Cold Frame Hubris

Last weekend, in a fit of overconfidence, we took the cold frame off of our salad greens and put it away for the winter. Today's helpful graphic:


And back into place it goes. After the two inches of rain that got dumped on us at the beginning of the week, the lettuce and spinach really took off, and now we should be in salad for the duration (maybe forever, if we manage the cold frames and winter garden well). No way are we risking losing that, so everything is back where it was.

Also in need of covering are the new basil and cilantro plants I got last weekend:

They are still quite small, so we cut the bottoms off some of our emergency tree-saving milk jugs and used them as cheap cloches. The bricks are to hold them down because — surprise! — it's windy. AGAIN.

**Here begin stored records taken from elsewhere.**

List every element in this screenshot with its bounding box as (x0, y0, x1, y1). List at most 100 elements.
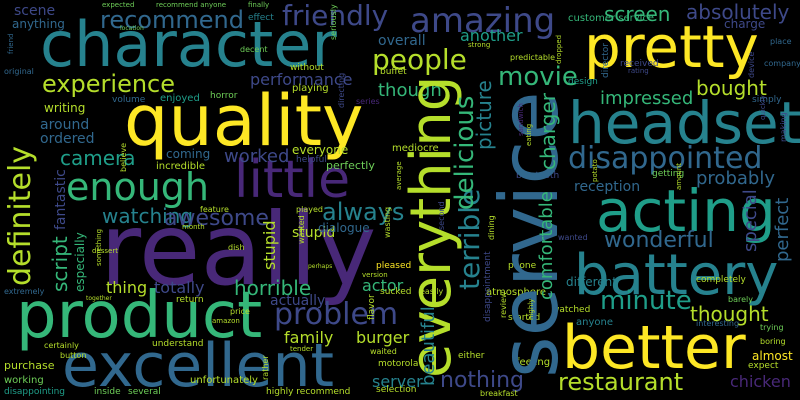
word-problem: problem (274, 297, 399, 332)
word-extremely: extremely (4, 287, 45, 296)
word-unfortunately: unfortunately (190, 375, 258, 386)
word-understand: understand (152, 339, 204, 349)
word-device: device (747, 51, 756, 78)
word-without: without (290, 63, 324, 73)
word-playing: playing (292, 83, 329, 94)
word-definitely: definitely (3, 145, 38, 286)
word-return: return (176, 295, 204, 305)
word-purchase: purchase (4, 359, 55, 372)
word-headset: headset (568, 89, 800, 157)
word-working: working (4, 375, 44, 386)
word-perfect: perfect (772, 197, 793, 262)
word-second: second (437, 201, 446, 230)
word-comfortable: comfortable (536, 191, 557, 300)
word-customer-service: customer service (568, 13, 655, 24)
word-excellent: excellent (62, 331, 335, 400)
word-played: played (296, 205, 323, 214)
word-boring: boring (760, 337, 786, 346)
word-actor: actor (362, 276, 404, 295)
word-writing: writing (44, 101, 86, 115)
word-finally: finally (248, 1, 270, 9)
word-received: received (620, 59, 659, 69)
word-selection: selection (376, 385, 417, 395)
word-camera: camera (60, 146, 136, 170)
word-trying: trying (760, 323, 784, 332)
word-sandwich: sandwich (517, 103, 525, 136)
word-amount: amount (675, 162, 683, 190)
word-getting: getting (652, 169, 685, 179)
word-seriously: seriously (329, 4, 338, 40)
word-overall: overall (378, 33, 426, 49)
word-script: script (48, 236, 72, 292)
word-either: either (458, 351, 485, 361)
word-stupid: stupid (292, 225, 336, 241)
word-flavor: flavor (367, 294, 377, 320)
word-company: company (764, 59, 800, 68)
word-server: server (372, 372, 423, 391)
word-reception: reception (574, 179, 641, 195)
word-review: review (499, 291, 508, 318)
word-rather: rather (261, 355, 270, 380)
word-simply: simply (752, 95, 782, 105)
word-barely: barely (728, 295, 753, 304)
word-several: several (128, 387, 161, 397)
word-quickly: quickly (759, 95, 767, 120)
word-special: special (740, 189, 761, 252)
word-totally: totally (154, 278, 205, 297)
word-really: really (100, 191, 377, 308)
word-month: month (182, 223, 205, 231)
word-potato: potato (591, 159, 599, 182)
word-nothing: nothing (440, 368, 524, 393)
word-disappointed: disappointed (568, 141, 763, 176)
word-wasting: wasting (383, 206, 392, 238)
word-worked: worked (224, 146, 290, 167)
word-breakfast: breakfast (480, 389, 518, 398)
word-around: around (40, 117, 90, 133)
word-disappointing: disappointing (4, 387, 66, 397)
word-dessert: dessert (92, 247, 118, 255)
word-pretty: pretty (584, 13, 759, 81)
word-phone: phone (508, 261, 537, 271)
word-product: product (16, 279, 263, 353)
word-amazing: amazing (410, 1, 556, 41)
word-charger: charger (536, 92, 560, 170)
word-impressed: impressed (600, 88, 694, 109)
word-better: better (562, 313, 746, 383)
word-design: design (568, 77, 598, 87)
word-amazon: amazon (212, 317, 240, 325)
word-helpful: helpful (296, 155, 327, 165)
word-family: family (284, 328, 334, 347)
word-feeling: feeling (516, 357, 551, 368)
word-rating: rating (628, 67, 649, 75)
word-watched: watched (552, 305, 591, 315)
word-always: always (322, 198, 405, 226)
word-different: different (566, 275, 617, 289)
word-thought: thought (690, 302, 769, 326)
word-disappointment: disappointment (483, 251, 493, 322)
word-movie: movie (498, 62, 578, 92)
word-certainly: certainly (44, 341, 79, 350)
word-people: people (372, 43, 467, 76)
word-making: making (779, 112, 788, 142)
word-something: something (95, 228, 103, 266)
word-especially: especially (73, 232, 87, 292)
word-series: series (356, 97, 380, 106)
word-incredible: incredible (156, 161, 206, 172)
word-tender: tender (290, 345, 314, 353)
word-actually: actually (270, 293, 326, 309)
word-price: price (230, 307, 250, 316)
word-waited: waited (370, 347, 397, 356)
word-minute: minute (600, 286, 692, 316)
word-together: together (86, 295, 112, 302)
word-director: director (601, 43, 611, 78)
word-predictable: predictable (510, 53, 556, 62)
word-directing: directing (337, 72, 346, 108)
word-friendly: friendly (282, 0, 389, 32)
word-mediocre: mediocre (392, 143, 439, 154)
word-fantastic: fantastic (53, 169, 69, 230)
word-experience: experience (42, 70, 176, 98)
word-version: version (362, 271, 388, 279)
word-recommend-anyone: recommend anyone (156, 1, 227, 9)
word-feature: feature (200, 205, 229, 214)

Also in the photo above are some peas. They aren't very big yet, but peas are cool-weather vegetables (like most of what is in the garden right now). All we did for things that should be fairly hardy is water them, because moist earth holds in some heat and will radiate it back into the air over night, which will keep everything just a degree or two warmer.

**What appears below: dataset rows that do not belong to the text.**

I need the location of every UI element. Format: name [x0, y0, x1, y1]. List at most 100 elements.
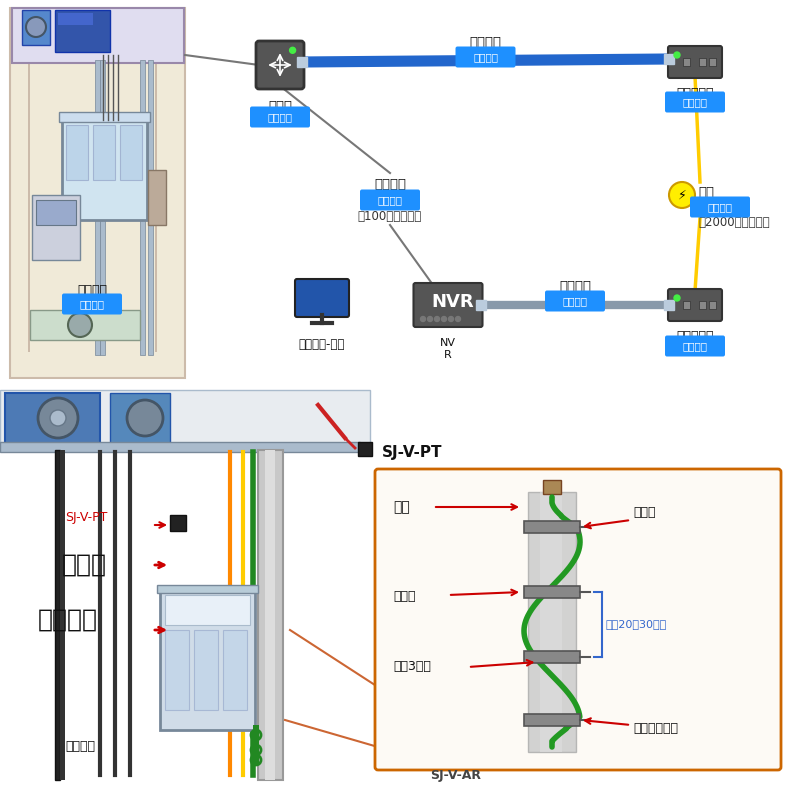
- Text: 光纤: 光纤: [698, 186, 714, 198]
- Bar: [194, 630, 218, 710]
- Bar: [170, 515, 186, 531]
- FancyBboxPatch shape: [295, 279, 349, 317]
- Bar: [95, 60, 100, 355]
- Circle shape: [449, 317, 453, 322]
- Bar: [528, 492, 576, 752]
- FancyBboxPatch shape: [375, 469, 781, 770]
- Bar: [0, 442, 360, 452]
- Text: NV
R: NV R: [440, 338, 456, 359]
- Bar: [258, 450, 283, 780]
- Bar: [55, 450, 60, 780]
- Text: SJ-V-AR: SJ-V-AR: [430, 769, 481, 781]
- Bar: [543, 480, 561, 494]
- Bar: [165, 595, 250, 625]
- Circle shape: [674, 295, 680, 301]
- Bar: [32, 195, 80, 260]
- Bar: [524, 651, 580, 663]
- Text: 网线: 网线: [393, 500, 410, 514]
- Text: 立即购买: 立即购买: [378, 195, 402, 205]
- Text: 摄像机: 摄像机: [62, 553, 107, 577]
- Circle shape: [26, 17, 46, 37]
- Bar: [55, 10, 110, 52]
- Bar: [58, 13, 93, 25]
- Text: 立即购买: 立即购买: [683, 341, 708, 351]
- Bar: [148, 170, 166, 225]
- Circle shape: [50, 410, 66, 426]
- Text: 光纤收发器: 光纤收发器: [676, 330, 713, 343]
- Circle shape: [290, 47, 295, 53]
- Text: 立即购买: 立即购买: [80, 299, 104, 309]
- Circle shape: [442, 317, 446, 322]
- Text: 预留3厘米: 预留3厘米: [393, 660, 431, 674]
- Bar: [66, 125, 88, 180]
- Bar: [265, 450, 275, 780]
- Bar: [699, 301, 706, 309]
- Text: SJ-V-PT: SJ-V-PT: [65, 511, 107, 525]
- Bar: [157, 585, 258, 593]
- Bar: [155, 12, 157, 352]
- FancyBboxPatch shape: [665, 336, 725, 356]
- Circle shape: [435, 317, 439, 322]
- Bar: [93, 125, 115, 180]
- FancyBboxPatch shape: [256, 41, 304, 89]
- Bar: [683, 58, 690, 66]
- FancyBboxPatch shape: [668, 289, 722, 321]
- Bar: [699, 58, 706, 66]
- Bar: [160, 590, 255, 730]
- Bar: [165, 630, 189, 710]
- Bar: [524, 714, 580, 726]
- FancyBboxPatch shape: [665, 92, 725, 112]
- Text: 网络跳线: 网络跳线: [559, 280, 591, 294]
- Bar: [12, 8, 184, 63]
- Circle shape: [456, 317, 461, 322]
- Text: ⚡: ⚡: [678, 189, 687, 201]
- Text: 电梯随行电缆: 电梯随行电缆: [633, 721, 678, 735]
- Text: 网络跳线: 网络跳线: [469, 36, 502, 50]
- Circle shape: [420, 317, 426, 322]
- Text: 光纤收发器: 光纤收发器: [676, 87, 713, 100]
- Bar: [62, 120, 147, 220]
- Text: 立即购买: 立即购买: [708, 202, 732, 212]
- Bar: [709, 58, 716, 66]
- Bar: [10, 8, 185, 378]
- Circle shape: [669, 182, 695, 208]
- Text: 立即购买: 立即购买: [268, 112, 292, 122]
- FancyBboxPatch shape: [456, 47, 516, 67]
- Bar: [30, 310, 140, 340]
- Bar: [59, 112, 150, 122]
- Bar: [60, 450, 65, 780]
- Circle shape: [427, 317, 432, 322]
- FancyBboxPatch shape: [668, 46, 722, 78]
- Text: NVR: NVR: [431, 293, 474, 311]
- Text: SJ-V-PT: SJ-V-PT: [382, 445, 442, 460]
- Text: （2000米无衰减）: （2000米无衰减）: [698, 216, 769, 228]
- Circle shape: [674, 52, 680, 58]
- Text: 立即购买: 立即购买: [562, 296, 588, 306]
- Bar: [110, 393, 170, 443]
- Text: 间距20～30厘米: 间距20～30厘米: [605, 619, 666, 630]
- Bar: [28, 12, 30, 352]
- Text: 电梯轿厢: 电梯轿厢: [38, 608, 98, 632]
- Bar: [683, 301, 690, 309]
- Text: 交换机: 交换机: [268, 100, 292, 113]
- Text: （100米无衰减）: （100米无衰减）: [358, 210, 422, 224]
- Bar: [253, 725, 259, 765]
- Text: 细扎带: 细扎带: [393, 590, 416, 604]
- Bar: [100, 60, 105, 355]
- Bar: [358, 442, 372, 456]
- Circle shape: [68, 313, 92, 337]
- Text: 电梯网线: 电梯网线: [77, 284, 107, 296]
- Bar: [709, 301, 716, 309]
- Bar: [0, 390, 790, 790]
- Bar: [140, 60, 145, 355]
- FancyBboxPatch shape: [690, 197, 750, 217]
- Circle shape: [127, 400, 163, 436]
- Bar: [223, 630, 247, 710]
- Text: 粗扎带: 粗扎带: [633, 506, 656, 518]
- Text: 立即购买: 立即购买: [473, 52, 498, 62]
- Text: 液晶电视-正面: 液晶电视-正面: [299, 338, 345, 351]
- Bar: [120, 125, 142, 180]
- Circle shape: [38, 398, 78, 438]
- Bar: [0, 390, 370, 445]
- FancyBboxPatch shape: [360, 190, 420, 210]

We used some light row cover fabric to cover our newly emerged seedlings here, though:

Although the things in this row are also for cold weather (bok choy, spinach, lettuces, etc.), they are still very tiny, with no adult leaves yet. To be on the safe side, we added the row cover. You can also see a bucket that we used to cover our new rosemary plant. All of the perennial herbs should be ok, but rosemary is the least hardy of them, so we decided to cover it anyway. Kirk also covered some new potato leaves with big scoops of compost to protect those leaves from any frostbite.

As usual, we had to scramble to get all these things into place. It's only supposed to get down to 32 degrees, so it might not be that big of a deal, but we are much better safe than sorry. Still, it was not fun as the temperature dropped and the winds gusted to 30 mph. Again.